The U.S. is testing far fewer patients than some countries, in part because of federal restrictions on who can be tested. On Wednesday, President Donald Trump made a point of blaming former President Barack Obama for that problem, while loosening some restrictions to address the backlog.

In a moment that calls for steady, factual, responsible leadership, Trump has been selfish, boastful, partisan, often incorrect and sometimes outrageously irresponsible in his public remarks – deploying the wildly inapt word “hoax” – and his team has often seemed more concerned about managing the stock market and whining about press coverage than responding to a public health crisis.
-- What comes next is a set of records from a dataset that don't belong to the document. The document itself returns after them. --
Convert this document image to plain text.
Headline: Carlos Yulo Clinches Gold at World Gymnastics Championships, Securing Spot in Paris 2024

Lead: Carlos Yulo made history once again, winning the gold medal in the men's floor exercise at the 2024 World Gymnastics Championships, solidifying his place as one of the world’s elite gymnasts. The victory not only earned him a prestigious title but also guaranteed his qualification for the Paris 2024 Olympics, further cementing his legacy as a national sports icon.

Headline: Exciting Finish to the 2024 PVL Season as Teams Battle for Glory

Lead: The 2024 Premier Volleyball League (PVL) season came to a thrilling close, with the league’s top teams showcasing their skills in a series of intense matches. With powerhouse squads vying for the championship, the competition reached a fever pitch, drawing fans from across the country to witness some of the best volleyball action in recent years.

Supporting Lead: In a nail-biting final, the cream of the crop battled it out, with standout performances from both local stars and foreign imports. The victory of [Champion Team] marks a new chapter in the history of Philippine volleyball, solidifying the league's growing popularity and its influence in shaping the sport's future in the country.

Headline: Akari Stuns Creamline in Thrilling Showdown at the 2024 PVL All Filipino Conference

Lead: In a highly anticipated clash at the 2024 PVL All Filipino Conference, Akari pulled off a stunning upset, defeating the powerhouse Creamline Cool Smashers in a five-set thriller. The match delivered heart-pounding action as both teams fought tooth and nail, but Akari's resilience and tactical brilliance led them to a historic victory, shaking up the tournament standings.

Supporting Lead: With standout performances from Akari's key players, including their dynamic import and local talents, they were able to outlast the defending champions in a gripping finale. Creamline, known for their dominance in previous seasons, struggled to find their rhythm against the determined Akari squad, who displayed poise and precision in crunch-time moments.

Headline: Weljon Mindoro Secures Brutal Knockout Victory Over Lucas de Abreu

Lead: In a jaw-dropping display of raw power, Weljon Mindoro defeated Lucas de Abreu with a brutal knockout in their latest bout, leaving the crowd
The result has been, among some, a level of dismissiveness and failure to take the virus seriously.

Meanwhile, Bedford and his lab took the initiative and discovered the canary in the coronavirus coal mine. Because it was considered research and therefore allowable under CDC restrictions, Bedford performed a genetic analysis on a sick youth in King County who had flu-like symptoms but had tested negative for flu. The lab found he’d been infected with the coronavirus though he had not traveled outside the country, and was thus likely a case of someone being infected here, via community transmission.

That case was announced publicly last Friday (the same day that White House Chief of Staff Mick Mulvaney said the press was only paying attention to coronavirus in order to hurt the president).

Bedford’s discovery signified it was likely that hundreds of others had already been infected. The virus had been spreading in Western Washington for around six weeks.

Like Jan. 1 in Wuhan.

Let’s hope that’s where the comparison ends.